Bromfield: SHXCXCHCXSH revives witch-house aesthetics for actual house music

SHXCXCHCXSH didn’t exactly make it easy for themselves — just look at their name. Yet this isn’t the first time we’ve seen unpronounceable names in electronic music. The witch house movement of the early ’10s was full of vowelless or symbol-filed monikers, from (///▲▲▲\) to †‡†.  Those acts adopted a similarly dark image to SHXCXCHCXSH, and likewise cloaked their identities behind a veil of photo blur and Internet mystique. But the sound of witch house has long outlived its aesthetic mischief, and for a group in 2014 to bring the latter back takes balls.

That they’re not actually playing witch house music helps, though they might have been saddled with that term had it not been previously used to describe a form of music with very little to do with house. SHXCXCHCXSH play a form of warped dance music with traces of dub and industrial music that wouldn’t be inaccurate to categorize as “house.” Unlike the slow-paced genre that is witch house, SHXCXCHCXSH’s music thuds along pretty standardly in the 120-130 BPM range, occasionally dropping the beat entirely and taking on the guise of straight-up ambient.
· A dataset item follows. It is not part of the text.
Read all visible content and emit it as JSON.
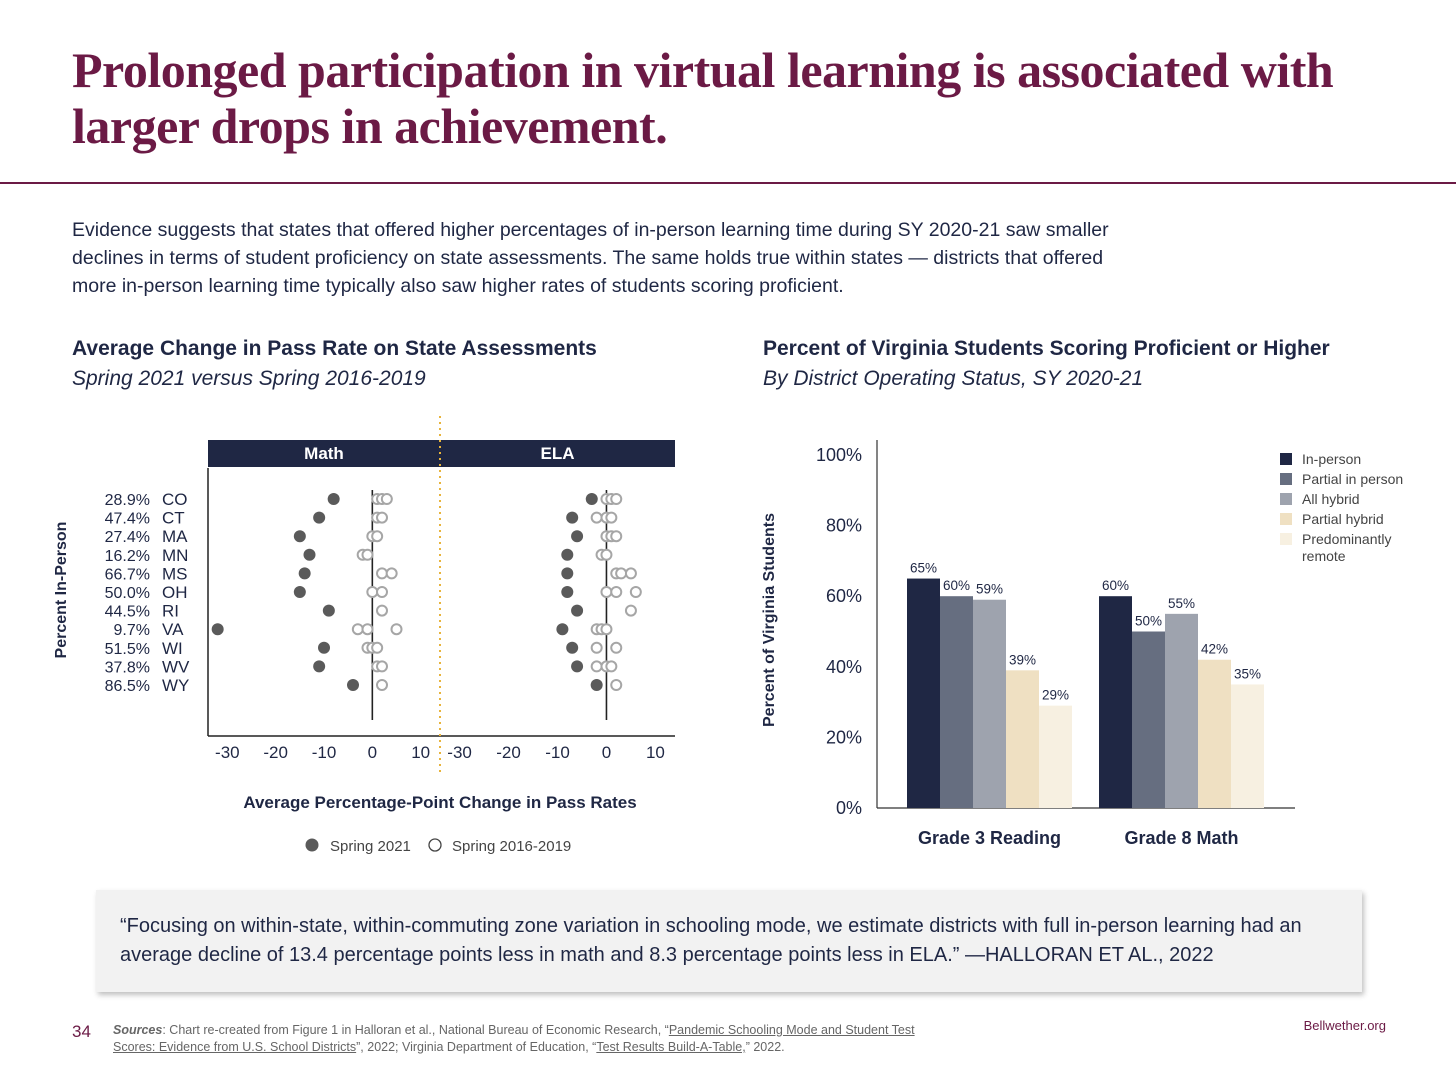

Unlike witch house, there’s nothing explicitly scary about SHXCXCHCXSH or the songs on their new full-length Linear S Decoded. They seem like goofy people with a healthy love of trolling their audience — if their “explanation” of how to pronounce their name is any indication. Furthermore, their music is hard-edged but never deliberately difficult or jarring. There’s little melody but a lot of mystery, and they wield implacable synth and drum sounds with the atmosphere-conjuring wizardry of ambient artists. You’re never quite sure if you’re listening to something diurnal or nocturnal, organic or mechanical.
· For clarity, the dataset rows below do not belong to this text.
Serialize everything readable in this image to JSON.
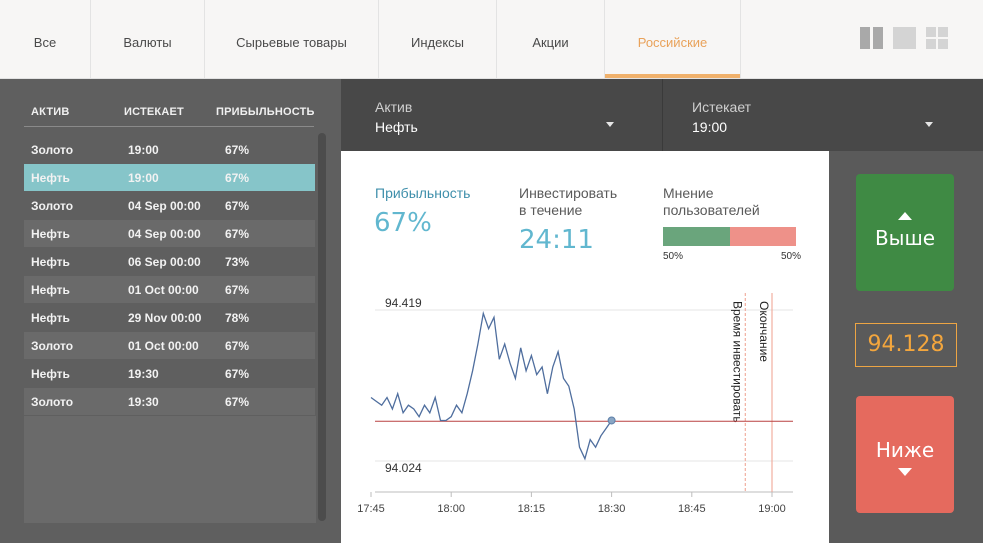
{
  "tabs": [
    {
      "label": "Все"
    },
    {
      "label": "Валюты"
    },
    {
      "label": "Сырьевые товары"
    },
    {
      "label": "Индексы"
    },
    {
      "label": "Акции"
    },
    {
      "label": "Российские",
      "active": true
    }
  ],
  "view_icons": [
    "two-column-view-icon",
    "single-view-icon",
    "grid-view-icon"
  ],
  "asset_table": {
    "headers": {
      "asset": "АКТИВ",
      "expires": "ИСТЕКАЕТ",
      "profit": "ПРИБЫЛЬНОСТЬ"
    },
    "rows": [
      {
        "asset": "Золото",
        "expires": "19:00",
        "profit": "67%"
      },
      {
        "asset": "Нефть",
        "expires": "19:00",
        "profit": "67%",
        "selected": true
      },
      {
        "asset": "Золото",
        "expires": "04 Sep 00:00",
        "profit": "67%"
      },
      {
        "asset": "Нефть",
        "expires": "04 Sep 00:00",
        "profit": "67%"
      },
      {
        "asset": "Нефть",
        "expires": "06 Sep 00:00",
        "profit": "73%"
      },
      {
        "asset": "Нефть",
        "expires": "01 Oct 00:00",
        "profit": "67%"
      },
      {
        "asset": "Нефть",
        "expires": "29 Nov 00:00",
        "profit": "78%"
      },
      {
        "asset": "Золото",
        "expires": "01 Oct 00:00",
        "profit": "67%"
      },
      {
        "asset": "Нефть",
        "expires": "19:30",
        "profit": "67%"
      },
      {
        "asset": "Золото",
        "expires": "19:30",
        "profit": "67%"
      }
    ]
  },
  "dropdowns": {
    "asset": {
      "label": "Актив",
      "value": "Нефть"
    },
    "expires": {
      "label": "Истекает",
      "value": "19:00"
    }
  },
  "stats": {
    "profit": {
      "label": "Прибыльность",
      "value": "67%"
    },
    "invest": {
      "label_line1": "Инвестировать",
      "label_line2": "в течение",
      "value": "24:11"
    },
    "opinion": {
      "label_line1": "Мнение",
      "label_line2": "пользователей",
      "left_pct": "50%",
      "right_pct": "50%",
      "left_fraction": 0.5,
      "left_color": "#6aa57c",
      "right_color": "#ee9189"
    }
  },
  "chart_data": {
    "type": "line",
    "x_ticks": [
      "17:45",
      "18:00",
      "18:15",
      "18:30",
      "18:45",
      "19:00"
    ],
    "y_labels": {
      "high": "94.419",
      "low": "94.024"
    },
    "reference_level": 94.128,
    "vlines": [
      {
        "label": "Время инвестировать",
        "time": "18:55",
        "style": "dashed"
      },
      {
        "label": "Окончание",
        "time": "19:00",
        "style": "solid"
      }
    ],
    "series": [
      {
        "x": [
          "17:45",
          "17:46",
          "17:47",
          "17:48",
          "17:49",
          "17:50",
          "17:51",
          "17:52",
          "17:53",
          "17:54",
          "17:55",
          "17:56",
          "17:57",
          "17:58",
          "17:59",
          "18:00",
          "18:01",
          "18:02",
          "18:03",
          "18:04",
          "18:05",
          "18:06",
          "18:07",
          "18:08",
          "18:09",
          "18:10",
          "18:11",
          "18:12",
          "18:13",
          "18:14",
          "18:15",
          "18:16",
          "18:17",
          "18:18",
          "18:19",
          "18:20",
          "18:21",
          "18:22",
          "18:23",
          "18:24",
          "18:25",
          "18:26",
          "18:27",
          "18:28",
          "18:29",
          "18:30"
        ],
        "y": [
          94.19,
          94.18,
          94.17,
          94.19,
          94.16,
          94.2,
          94.15,
          94.17,
          94.16,
          94.14,
          94.17,
          94.15,
          94.19,
          94.13,
          94.13,
          94.14,
          94.17,
          94.15,
          94.2,
          94.26,
          94.33,
          94.41,
          94.37,
          94.4,
          94.29,
          94.33,
          94.28,
          94.24,
          94.32,
          94.26,
          94.3,
          94.25,
          94.27,
          94.2,
          94.27,
          94.31,
          94.24,
          94.22,
          94.16,
          94.06,
          94.03,
          94.08,
          94.06,
          94.09,
          94.11,
          94.13
        ]
      }
    ],
    "colors": {
      "line": "#4f6e9e",
      "reference": "#b94040",
      "vline": "#ef9f8e"
    }
  },
  "actions": {
    "up": {
      "label": "Выше",
      "color": "#3f8a44"
    },
    "price": "94.128",
    "down": {
      "label": "Ниже",
      "color": "#e56a5e"
    }
  }
}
Though this can make for intriguing listening at times, it also makes it difficult to gauge the ideal situation for putting on Linear S Decoded. The fact that a number of other genre-bending dance albums of a similar ilk have been made recently means listeners might be tempted to put on any number of those in its stead. Untold’s Black Light Spiral is more terrifying, while Actress’s four albums are more stoner-friendly and the band’s dub-techno antecedents Basic Channel and Loscil are better for explicitly ambient listening.
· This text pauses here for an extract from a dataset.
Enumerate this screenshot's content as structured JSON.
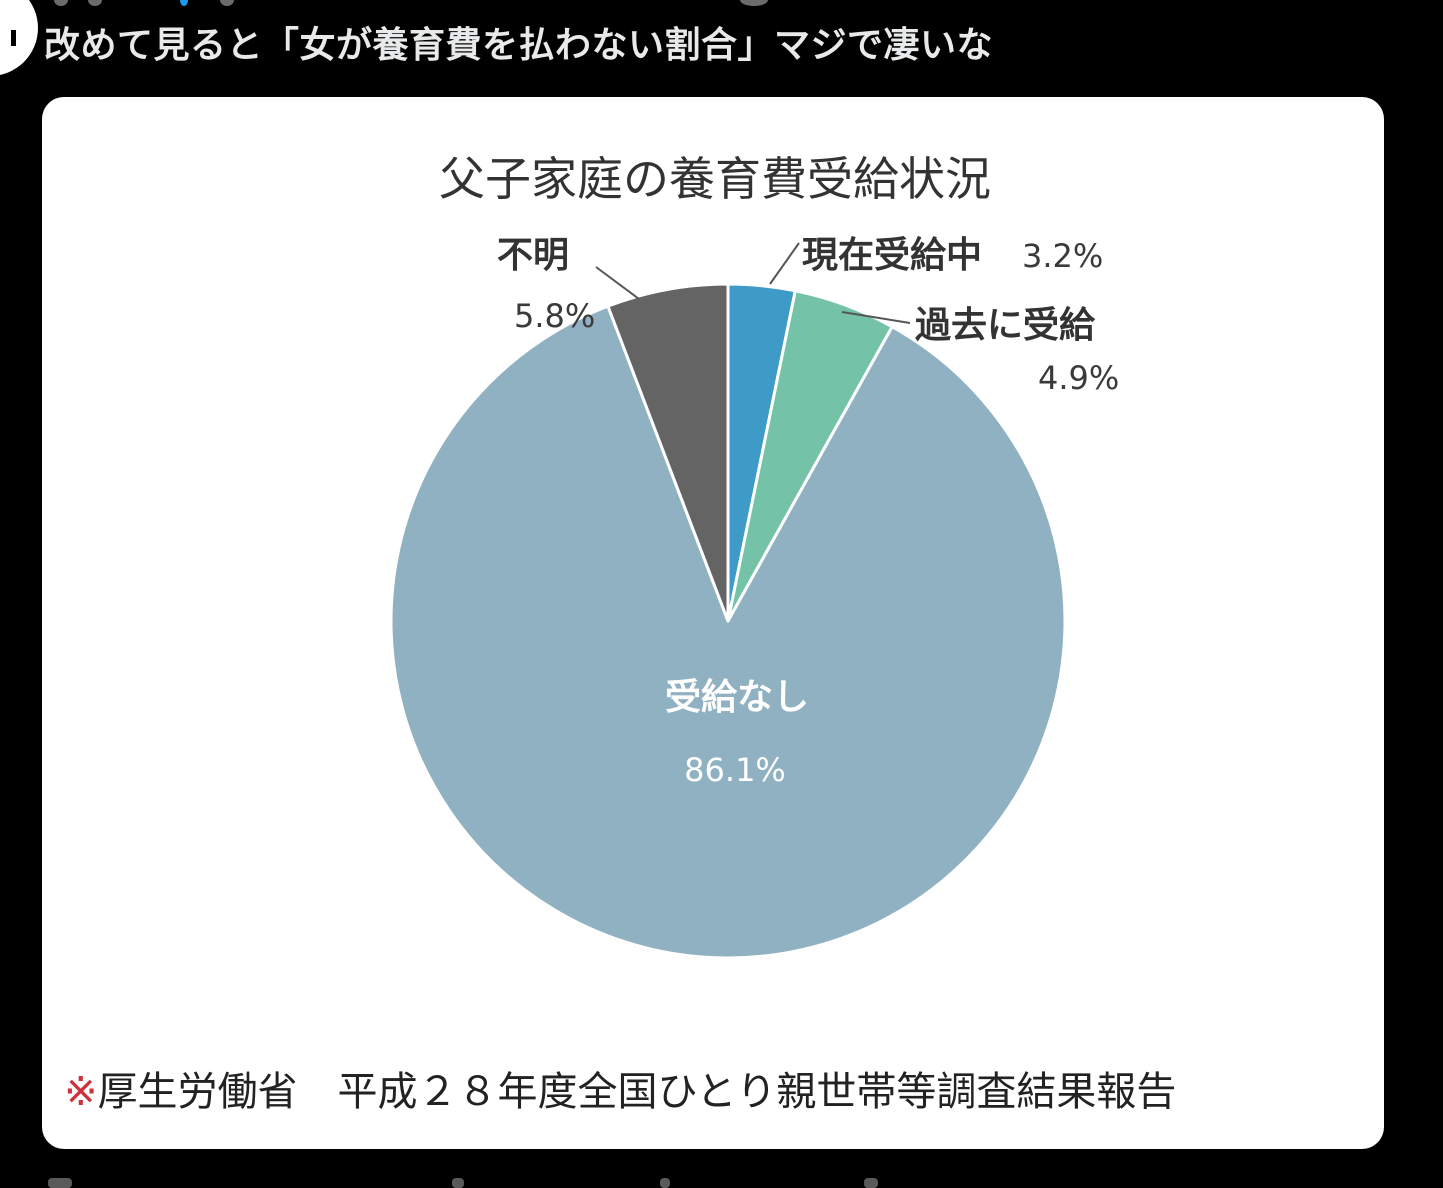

At the moment, SHXCXCHCXSH’s purpose and direction doesn’t seem clear beyond their aesthetic. Luckily, the duo’s appeal isn’t entirely tied to their name and image, and Linear S Decoded is a promising introduction an electronic duo with a profound mastery of sound and texture. Yet promising is the keyword here, and if SHXCXCHCXSH has anything insightful to add to the current electronic music conversation, we’ll likely have to wait a while before we hear it.